I thought about the money helping those who have severely! less than I have. Any other year, it would have been easy to fill in the spot with a “hefty” amount. Maybe it’s because my parents modeled generosity my entire life or maybe because I’ve experienced a small bit of life in a third world country, but I don’t view giving money as some dutiful-moral-Christian obligation; instead it is simply a form of caring for the needs of others.
But today, the fact that the money was coming out of a savings account that had no promise of replenishment in the near future was certainly a test of my generosity… and my faith.
Daniel was recently informed he would be laid off. As of 5 o’clock this evening, he will be officially unemployed.
After we were notified of his impending unemployment, I spent a few days denying the fact that we should limit ALL superfluous spending. But the day before Daniel was to become officially unemployed I finally realized… there’s no more money coming in… none. Every check I write or dollar bill I hand out will not be replaced in the foreseeable future. Every bite of food or flip of the light switch is another subtraction from our savings. (I know our situation isn’t dire, but it is certainly a new and very uncertain situation to which I’m trying to adjust.)
Struck with this realization, I turned the heat down 3 degrees. My scarf is now a permanent accessory.
The kids still run around without socks and dress like it’s June – guess it can’t be too bad.
I’m a numbers-gal. I’m in charge of paying the bills and am familiar with the ebb and flow of our finances throughout the year. I know what bills to expect to pay when; I know how to save throughout the year to be able to pay our way through summer and still have enough left for Christmas and savings. But I don’t know how to make this work… how to watch a dwindling bank account balance.
Daniel has red spots on his torso. They’re growing and multiplying. He’s not sleeping well, waking in the early hours and thinking… thinking… thinking.
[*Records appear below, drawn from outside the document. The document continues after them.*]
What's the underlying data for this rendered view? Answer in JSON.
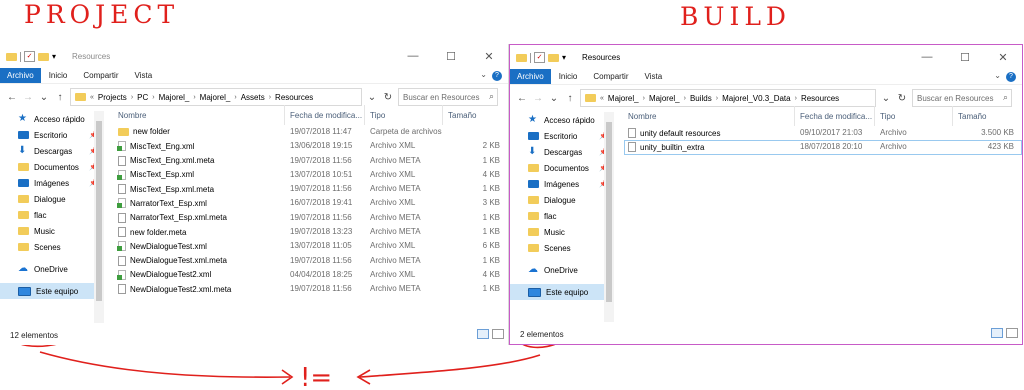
{
  "annotations": {
    "left_label": "PROJECT",
    "right_label": "BUILD",
    "inequality": "!="
  },
  "left": {
    "title": "Resources",
    "window_controls": [
      "—",
      "☐",
      "✕"
    ],
    "ribbon_tabs": [
      "Archivo",
      "Inicio",
      "Compartir",
      "Vista"
    ],
    "breadcrumb": [
      "Projects",
      "PC",
      "Majorel_",
      "Majorel_",
      "Assets",
      "Resources"
    ],
    "search_placeholder": "Buscar en Resources",
    "columns": [
      "Nombre",
      "Fecha de modifica...",
      "Tipo",
      "Tamaño"
    ],
    "files": [
      {
        "name": "new folder",
        "date": "19/07/2018 11:47",
        "type": "Carpeta de archivos",
        "size": "",
        "icon": "folder-icon"
      },
      {
        "name": "MiscText_Eng.xml",
        "date": "13/06/2018 19:15",
        "type": "Archivo XML",
        "size": "2 KB",
        "icon": "xml-file-icon"
      },
      {
        "name": "MiscText_Eng.xml.meta",
        "date": "19/07/2018 11:56",
        "type": "Archivo META",
        "size": "1 KB",
        "icon": "file-icon"
      },
      {
        "name": "MiscText_Esp.xml",
        "date": "13/07/2018 10:51",
        "type": "Archivo XML",
        "size": "4 KB",
        "icon": "xml-file-icon"
      },
      {
        "name": "MiscText_Esp.xml.meta",
        "date": "19/07/2018 11:56",
        "type": "Archivo META",
        "size": "1 KB",
        "icon": "file-icon"
      },
      {
        "name": "NarratorText_Esp.xml",
        "date": "16/07/2018 19:41",
        "type": "Archivo XML",
        "size": "3 KB",
        "icon": "xml-file-icon"
      },
      {
        "name": "NarratorText_Esp.xml.meta",
        "date": "19/07/2018 11:56",
        "type": "Archivo META",
        "size": "1 KB",
        "icon": "file-icon"
      },
      {
        "name": "new folder.meta",
        "date": "19/07/2018 13:23",
        "type": "Archivo META",
        "size": "1 KB",
        "icon": "file-icon"
      },
      {
        "name": "NewDialogueTest.xml",
        "date": "13/07/2018 11:05",
        "type": "Archivo XML",
        "size": "6 KB",
        "icon": "xml-file-icon"
      },
      {
        "name": "NewDialogueTest.xml.meta",
        "date": "19/07/2018 11:56",
        "type": "Archivo META",
        "size": "1 KB",
        "icon": "file-icon"
      },
      {
        "name": "NewDialogueTest2.xml",
        "date": "04/04/2018 18:25",
        "type": "Archivo XML",
        "size": "4 KB",
        "icon": "xml-file-icon"
      },
      {
        "name": "NewDialogueTest2.xml.meta",
        "date": "19/07/2018 11:56",
        "type": "Archivo META",
        "size": "1 KB",
        "icon": "file-icon"
      }
    ],
    "status": "12 elementos"
  },
  "right": {
    "title": "Resources",
    "window_controls": [
      "—",
      "☐",
      "✕"
    ],
    "ribbon_tabs": [
      "Archivo",
      "Inicio",
      "Compartir",
      "Vista"
    ],
    "breadcrumb": [
      "Majorel_",
      "Majorel_",
      "Builds",
      "Majorel_V0.3_Data",
      "Resources"
    ],
    "search_placeholder": "Buscar en Resources",
    "columns": [
      "Nombre",
      "Fecha de modifica...",
      "Tipo",
      "Tamaño"
    ],
    "files": [
      {
        "name": "unity default resources",
        "date": "09/10/2017 21:03",
        "type": "Archivo",
        "size": "3.500 KB",
        "icon": "file-icon"
      },
      {
        "name": "unity_builtin_extra",
        "date": "18/07/2018 20:10",
        "type": "Archivo",
        "size": "423 KB",
        "icon": "file-icon"
      }
    ],
    "status": "2 elementos"
  },
  "nav_items": [
    {
      "label": "Acceso rápido",
      "icon": "star-icon",
      "pinned": false
    },
    {
      "label": "Escritorio",
      "icon": "desktop-icon",
      "pinned": true
    },
    {
      "label": "Descargas",
      "icon": "download-icon",
      "pinned": true
    },
    {
      "label": "Documentos",
      "icon": "documents-icon",
      "pinned": true
    },
    {
      "label": "Imágenes",
      "icon": "pictures-icon",
      "pinned": true
    },
    {
      "label": "Dialogue",
      "icon": "folder-icon",
      "pinned": false
    },
    {
      "label": "flac",
      "icon": "folder-icon",
      "pinned": false
    },
    {
      "label": "Music",
      "icon": "folder-icon",
      "pinned": false
    },
    {
      "label": "Scenes",
      "icon": "folder-icon",
      "pinned": false
    },
    {
      "label": "OneDrive",
      "icon": "cloud-icon",
      "pinned": false
    },
    {
      "label": "Este equipo",
      "icon": "pc-icon",
      "pinned": false
    }
  ],
  "colors": {
    "accent": "#1a6fc4",
    "annotation": "#e0201c",
    "right_border": "#c75bc7"
  }
}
My man doesn’t get stressed; he doesn’t worry. I’m usually the worrier, sporting hives and mouth ulcers long before he blinks. I guess I should start worrying now, especially because the next employment opportunity which seemed hopeful has also disappeared into the blue…. poof! Just like that.
But hold the brakes on my pity party. Today Alice reminded us of a ritual which we’ve recently forgotten amidst tense dinner conversations about prospective employers (or the lack thereof) and interviews and “what-ifs” and “how much” and “how long”—all in adult code of course so that our kids remain oblivious.
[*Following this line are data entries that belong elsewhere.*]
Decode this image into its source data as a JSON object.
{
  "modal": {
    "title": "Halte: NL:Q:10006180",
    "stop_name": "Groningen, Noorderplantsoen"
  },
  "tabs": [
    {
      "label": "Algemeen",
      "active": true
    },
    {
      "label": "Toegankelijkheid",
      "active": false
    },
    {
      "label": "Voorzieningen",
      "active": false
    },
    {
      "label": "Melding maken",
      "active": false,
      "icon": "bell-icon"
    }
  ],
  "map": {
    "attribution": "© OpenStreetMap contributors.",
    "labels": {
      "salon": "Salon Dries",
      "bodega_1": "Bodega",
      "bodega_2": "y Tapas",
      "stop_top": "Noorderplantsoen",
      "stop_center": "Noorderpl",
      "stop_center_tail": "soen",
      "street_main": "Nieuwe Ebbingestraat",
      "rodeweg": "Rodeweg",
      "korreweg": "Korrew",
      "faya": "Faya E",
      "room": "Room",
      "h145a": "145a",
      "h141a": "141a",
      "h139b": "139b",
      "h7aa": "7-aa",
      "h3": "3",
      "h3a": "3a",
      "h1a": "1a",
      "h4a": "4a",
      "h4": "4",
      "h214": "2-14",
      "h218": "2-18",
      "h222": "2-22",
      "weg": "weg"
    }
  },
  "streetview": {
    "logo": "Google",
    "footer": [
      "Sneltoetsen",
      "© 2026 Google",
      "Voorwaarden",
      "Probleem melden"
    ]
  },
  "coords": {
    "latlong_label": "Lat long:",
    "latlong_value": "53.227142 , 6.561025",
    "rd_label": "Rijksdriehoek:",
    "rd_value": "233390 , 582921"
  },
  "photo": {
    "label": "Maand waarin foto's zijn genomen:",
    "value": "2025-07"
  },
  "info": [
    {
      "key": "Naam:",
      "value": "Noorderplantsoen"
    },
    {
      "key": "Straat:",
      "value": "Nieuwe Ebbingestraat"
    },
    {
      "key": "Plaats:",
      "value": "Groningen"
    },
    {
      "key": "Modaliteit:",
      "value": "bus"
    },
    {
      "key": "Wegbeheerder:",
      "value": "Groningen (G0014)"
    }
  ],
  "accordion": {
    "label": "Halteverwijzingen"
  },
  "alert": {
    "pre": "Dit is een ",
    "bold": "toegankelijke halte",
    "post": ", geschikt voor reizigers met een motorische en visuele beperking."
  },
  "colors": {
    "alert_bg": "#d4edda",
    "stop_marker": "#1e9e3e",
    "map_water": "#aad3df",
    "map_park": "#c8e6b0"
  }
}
This past summer we began to implement a ritual that at supper time each person states one thing he/she is thankful for from the day. Alice reminded us that it had been a few days (weeks?) since we had remembered our thankfulness ritual.
Ian took Alice’s cue and jumped right in; he was (not shockingly) thankful for Christmas. Then it was Daniel’s turn. My man, who has questioned himself over and over as to whether or not our current circumstances are his fault and questioned even more how it will turn out, didn’t even pause to think.
“I’m thankful for a warm house, clothes, and food to eat,” he firmly declared.
Alice was thankful for something Christmas related too, and then it was my turn.
Up until now, there have been (many) days when I have shamefully wracked my brain trying to come up with something to be thankful for… just one itty-bitty thing. Many days the only thing I could think of was that it was soon bedtime.
But it was in that moment of hearing Daniel’s thankfulness for the “simple” things—warm house, clothes, food to eat— that I realized this is a chance to start over, to remember what really matters, to focus on living simply and to continue to be thankful for what we have.
On that night of total uncertainty for our future, I looked Daniel in the eyes and hope he felt my own hope and trust as I said, “I’m thankful for new beginnings.”